Cytoskeletons of pkaR mutant cells. 3D-DIAS reconstructions revealed that pkaR mutant cells were constitutively ovoid, suggesting a defect in their cytoskeletons. We therefore examined the distribution of the major cytoskeletal elements F-actin, myosin II, and tubulin. Phalloidin-stained F-actin localized to the pseudopods of Ax4 cells translocating in buffer (Fig. 9A and B). In the front of a temporal wave of cAMP, F-actin localized to the cortex as well as to the pseudopods (Fig. 9C and D). In spite of the difference in cell shape, the same localization patterns were evident in pkaR mutant cells in buffer (Fig. 9E and F) and in the front of a temporal wave of cAMP (Fig. 9G and H). In the case of pkaR mutant cells, confocal 3D projections were used to distinguish F-actin localization in the complex pseudopods extended off the substratum (data not shown). Antibody-stained myosin II was distributed throughout the cytoplasm of Ax4 cells translocating in buffer, with some punctate cortical localization (Fig. 9I and J). In the front of a temporal wave, there was a reproducible increase in cortical localization (Fig. 9K and L). Myosin II was also distributed throughout the cytoplasm of pkaR mutant cells in buffer (Fig. 9M and N). In the front of a temporal wave of cAMP, there was an increase in cortical staining (Fig. 9O and P) similar to that in Ax4 cells (Fig. 9K and L).

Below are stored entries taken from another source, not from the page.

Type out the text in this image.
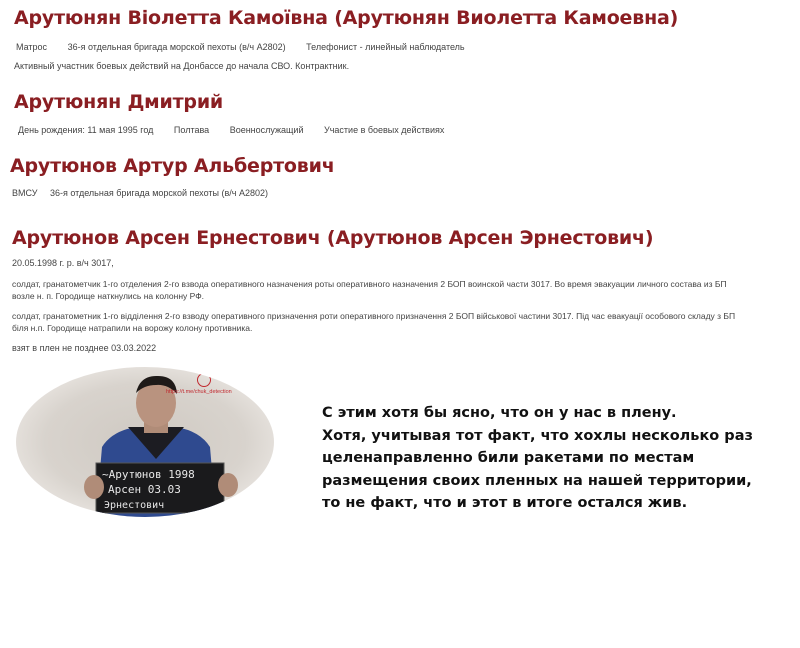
Арутюнян Віолетта Камоївна (Арутюнян Виолетта Камоевна)
Матрос 36-я отдельная бригада морской пехоты (в/ч А2802) Телефонист - линейный наблюдатель
Активный участник боевых действий на Донбассе до начала СВО. Контрактник.
Арутюнян Дмитрий
День рождения: 11 мая 1995 год Полтава Военнослужащий Участие в боевых действиях
Арутюнов Артур Альбертович
ВМСУ 36-я отдельная бригада морской пехоты (в/ч А2802)
Арутюнов Арсен Ернестович (Арутюнов Арсен Эрнестович)
20.05.1998 г. р. в/ч 3017,
солдат, гранатометчик 1-го отделения 2-го взвода оперативного назначения роты оперативного назначения 2 БОП воинской части 3017. Во время эвакуации личного состава из БП возле н. п. Городище наткнулись на колонну РФ.
солдат, гранатометник 1-го відділення 2-го взводу оперативного призначення роти оперативного призначення 2 БОП військової частини 3017. Під час евакуації особового складу з БП біля н.п. Городище натрапили на ворожу колону противника.
взят в плен не позднее 03.03.2022
~Арутюнов 1998
Арсен 03.03
Эрнестович
https://t.me/chuk_detection
С этим хотя бы ясно, что он у нас в плену.
Хотя, учитывая тот факт, что хохлы несколько раз целенаправленно били ракетами по местам размещения своих пленных на нашей территории, то не факт, что и этот в итоге остался жив.
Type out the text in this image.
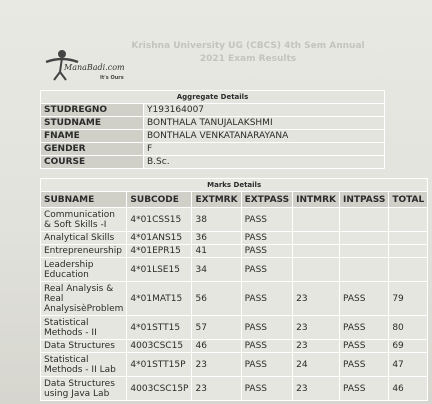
ManaBadi.com
It's Ours
Krishna University UG (CBCS) 4th Sem Annual
2021 Exam Results
Aggregate Details	
STUDREGNO	Y193164007
STUDNAME	BONTHALA TANUJALAKSHMI
FNAME	BONTHALA VENKATANARAYANA
GENDER	F
COURSE	B.Sc.
Marks Details						
SUBNAME	SUBCODE	EXTMRK	EXTPASS	INTMRK	INTPASS	TOTAL
Communication & Soft Skills -I	4*01CSS15	38	PASS			
Analytical Skills	4*01ANS15	36	PASS			
Entrepreneurship	4*01EPR15	41	PASS			
Leadership Education	4*01LSE15	34	PASS			
Real Analysis & Real AnalysisèProblem	4*01MAT15	56	PASS	23	PASS	79
Statistical Methods - II	4*01STT15	57	PASS	23	PASS	80
Data Structures	4003CSC15	46	PASS	23	PASS	69
Statistical Methods - II Lab	4*01STT15P	23	PASS	24	PASS	47
Data Structures using Java Lab	4003CSC15P	23	PASS	23	PASS	46
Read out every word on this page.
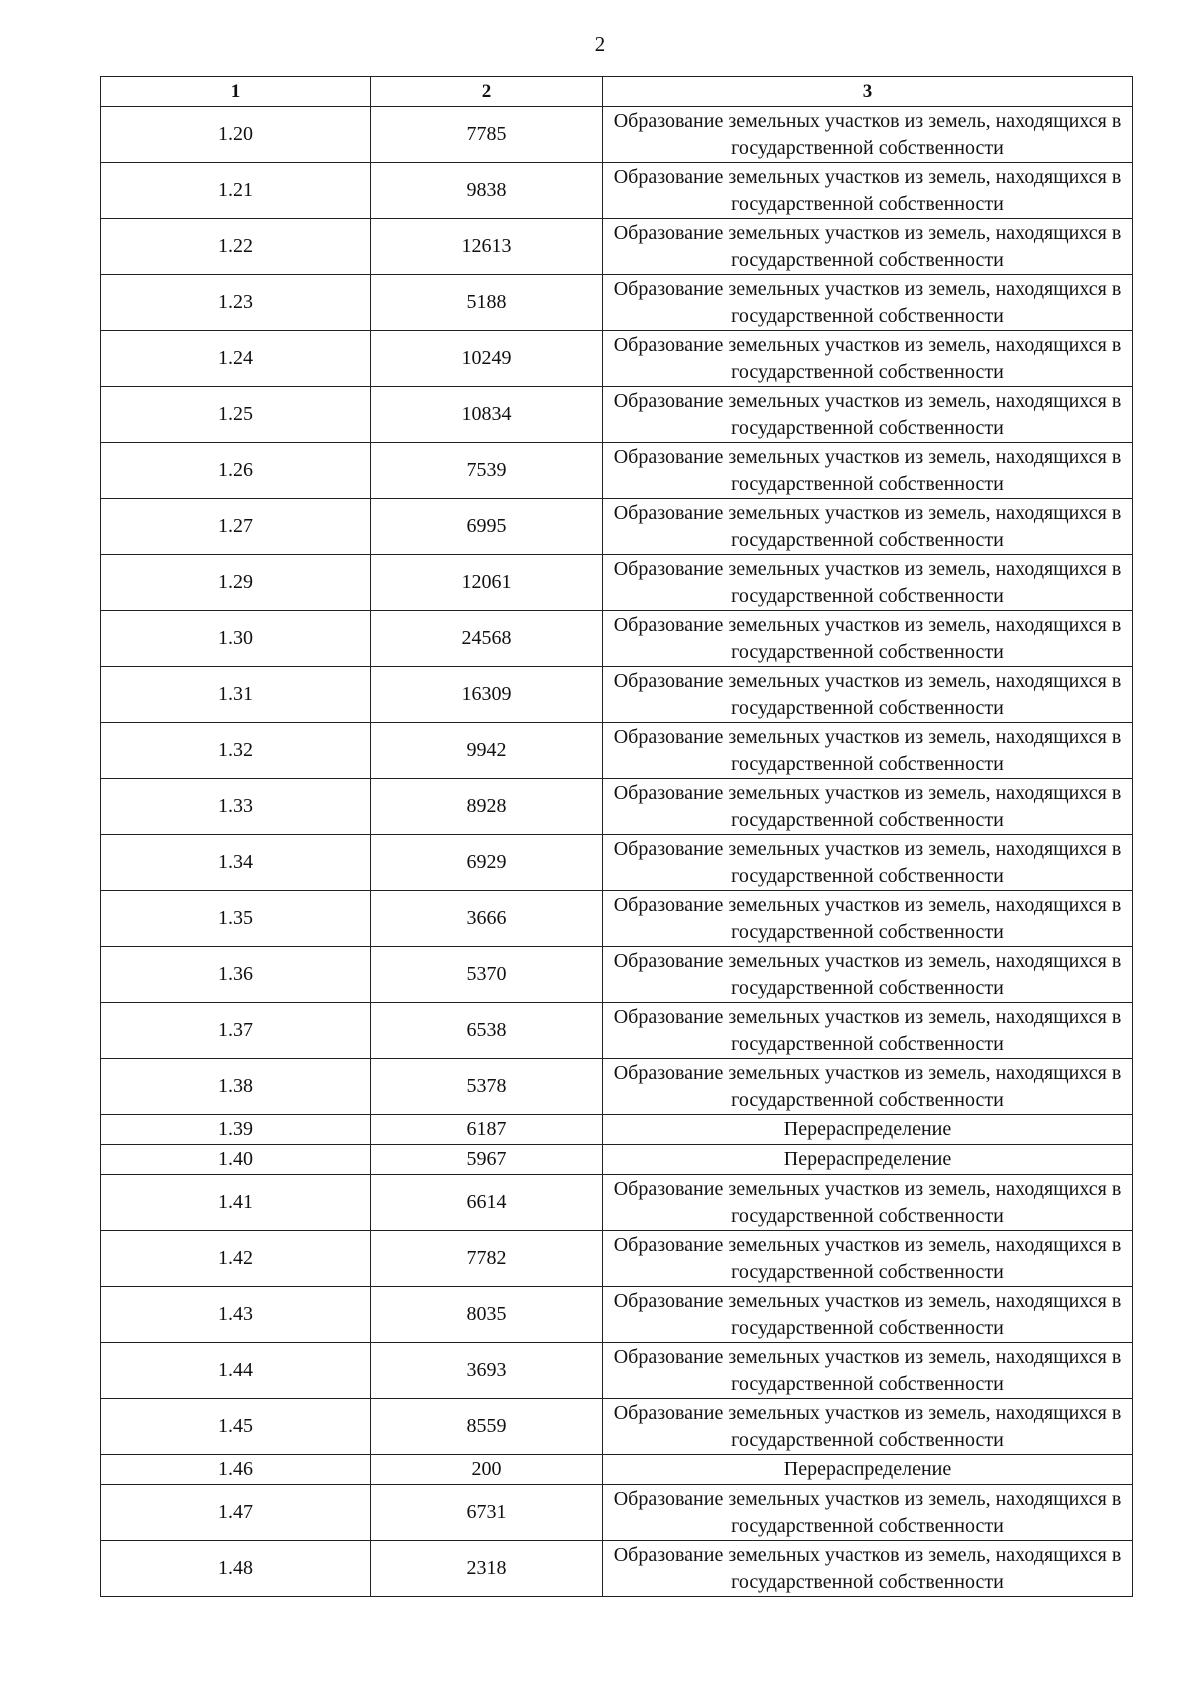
2
1	2	3
1.20	7785	Образование земельных участков из земель, находящихся в государственной собственности
1.21	9838	Образование земельных участков из земель, находящихся в государственной собственности
1.22	12613	Образование земельных участков из земель, находящихся в государственной собственности
1.23	5188	Образование земельных участков из земель, находящихся в государственной собственности
1.24	10249	Образование земельных участков из земель, находящихся в государственной собственности
1.25	10834	Образование земельных участков из земель, находящихся в государственной собственности
1.26	7539	Образование земельных участков из земель, находящихся в государственной собственности
1.27	6995	Образование земельных участков из земель, находящихся в государственной собственности
1.29	12061	Образование земельных участков из земель, находящихся в государственной собственности
1.30	24568	Образование земельных участков из земель, находящихся в государственной собственности
1.31	16309	Образование земельных участков из земель, находящихся в государственной собственности
1.32	9942	Образование земельных участков из земель, находящихся в государственной собственности
1.33	8928	Образование земельных участков из земель, находящихся в государственной собственности
1.34	6929	Образование земельных участков из земель, находящихся в государственной собственности
1.35	3666	Образование земельных участков из земель, находящихся в государственной собственности
1.36	5370	Образование земельных участков из земель, находящихся в государственной собственности
1.37	6538	Образование земельных участков из земель, находящихся в государственной собственности
1.38	5378	Образование земельных участков из земель, находящихся в государственной собственности
1.39	6187	Перераспределение
1.40	5967	Перераспределение
1.41	6614	Образование земельных участков из земель, находящихся в государственной собственности
1.42	7782	Образование земельных участков из земель, находящихся в государственной собственности
1.43	8035	Образование земельных участков из земель, находящихся в государственной собственности
1.44	3693	Образование земельных участков из земель, находящихся в государственной собственности
1.45	8559	Образование земельных участков из земель, находящихся в государственной собственности
1.46	200	Перераспределение
1.47	6731	Образование земельных участков из земель, находящихся в государственной собственности
1.48	2318	Образование земельных участков из земель, находящихся в государственной собственности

Antibody-stained microtubules were found to emanate from a single microtubule organizing center (MTOC) in Ax4 cells, extending along the long axis of cells translocating in buffer (Fig. 9Q to S). In the minority of Ax4 cells that were round, microtubules radiating from the single MTOC conformed to the round shape of the cell (Fig. 9T). Microtubles in pkaR mutant cells also emanated from a single MTOC and conformed to the round shape of the cell (Fig. 9U to W) in a manner similar to that of round Ax4 cells (Fig. 9T). These studies of static cytoskeletal organization revealed no obvious abnormalities in pkaR mutant cells other than conformity to the constitutive ovoid cell shape.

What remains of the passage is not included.